One of my faculty colleagues recently presented me with a personally-inscribed copy of a new book written by a friend of his, who happens to live in the same county where I live. The book (the publisher's blurb is linked to from the title of this post) is entitled This Book is Overdue! How Librarians and Cybrarians Can Save Us All, and the author is Marilyn Johnson, whose previous book explored the writing of obituaries. She is clearly a quirky and vibrant person whose interests are broad and deep. The book celebrates libraries and librarians, and Johnson's profiles of librarians who deviate profoundly from the stereotyped image of our profession make for entertaining reading. The book has been favorably reviewed in The New York Times and elsewhere. I have a couple of criticisms. The author's enthusiasm for her subject sometimes gets the better of her, and when it does, the book tends to lose its way and become rambling. In addition, it is definitely written with more of a public-library focus; there is not much here that relates specifically to academic librarianship.

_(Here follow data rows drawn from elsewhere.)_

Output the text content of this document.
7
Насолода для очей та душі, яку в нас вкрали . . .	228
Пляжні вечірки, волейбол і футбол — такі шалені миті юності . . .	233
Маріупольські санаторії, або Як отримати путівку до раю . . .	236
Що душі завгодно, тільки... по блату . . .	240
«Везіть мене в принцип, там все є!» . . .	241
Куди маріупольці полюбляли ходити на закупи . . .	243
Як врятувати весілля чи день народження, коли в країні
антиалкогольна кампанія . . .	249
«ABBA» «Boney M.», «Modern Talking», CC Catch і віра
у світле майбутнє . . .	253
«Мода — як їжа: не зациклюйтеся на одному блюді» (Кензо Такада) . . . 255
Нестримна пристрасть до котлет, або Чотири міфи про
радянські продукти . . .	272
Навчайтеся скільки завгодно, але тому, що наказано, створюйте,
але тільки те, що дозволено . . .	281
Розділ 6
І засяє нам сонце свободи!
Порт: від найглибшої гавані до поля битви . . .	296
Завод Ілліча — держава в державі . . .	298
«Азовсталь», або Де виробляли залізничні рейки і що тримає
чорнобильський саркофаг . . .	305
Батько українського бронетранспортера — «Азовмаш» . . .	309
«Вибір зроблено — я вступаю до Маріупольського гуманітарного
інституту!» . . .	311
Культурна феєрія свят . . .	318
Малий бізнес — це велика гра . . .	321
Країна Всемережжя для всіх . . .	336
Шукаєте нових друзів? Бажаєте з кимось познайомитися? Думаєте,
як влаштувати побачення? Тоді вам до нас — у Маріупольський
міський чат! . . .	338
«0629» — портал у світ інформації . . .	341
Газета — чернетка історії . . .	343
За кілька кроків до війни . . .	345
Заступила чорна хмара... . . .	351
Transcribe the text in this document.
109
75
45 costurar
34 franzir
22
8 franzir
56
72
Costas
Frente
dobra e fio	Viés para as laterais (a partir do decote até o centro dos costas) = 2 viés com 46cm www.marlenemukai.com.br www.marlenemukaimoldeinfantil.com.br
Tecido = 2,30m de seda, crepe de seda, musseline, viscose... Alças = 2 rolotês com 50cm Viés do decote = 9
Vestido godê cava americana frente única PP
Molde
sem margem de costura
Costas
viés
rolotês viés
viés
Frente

It is nonetheless engaging.

Some of the chapters I particularly enjoyed concerned the Connecticut librarians who stood up to the FBI and fought to keep library records private; members of Radical Reference, who, "armed with iPhones, provided online support to protesters at the 2008 Republican National Convention in Minneapolis/St. Paul; librarians who participate in Second Life (I don't see the point of Second Life, but it makes for a good read); the upgrading of the Westchester Library System's online catalog, which revealed the differences between the librarians and the IT staff; the opening of the new Darien Public Library, which is known for the high quality of its patron services; and several profiles of librarians who work at the New York Public Library. The portrait of librarians that emerges is very positive--as a profession, we care deeply about making information available to all regardless of ability to pay; we value our patrons' privacy; freedom of speech is paramount--most librarians oppose censorship; we are dedicated to helping to tame information overload by working with people one on one or in groups to teach them how to manage information. This book is a quick, enjoyable read, and reminded me of why I chose to become a librarian.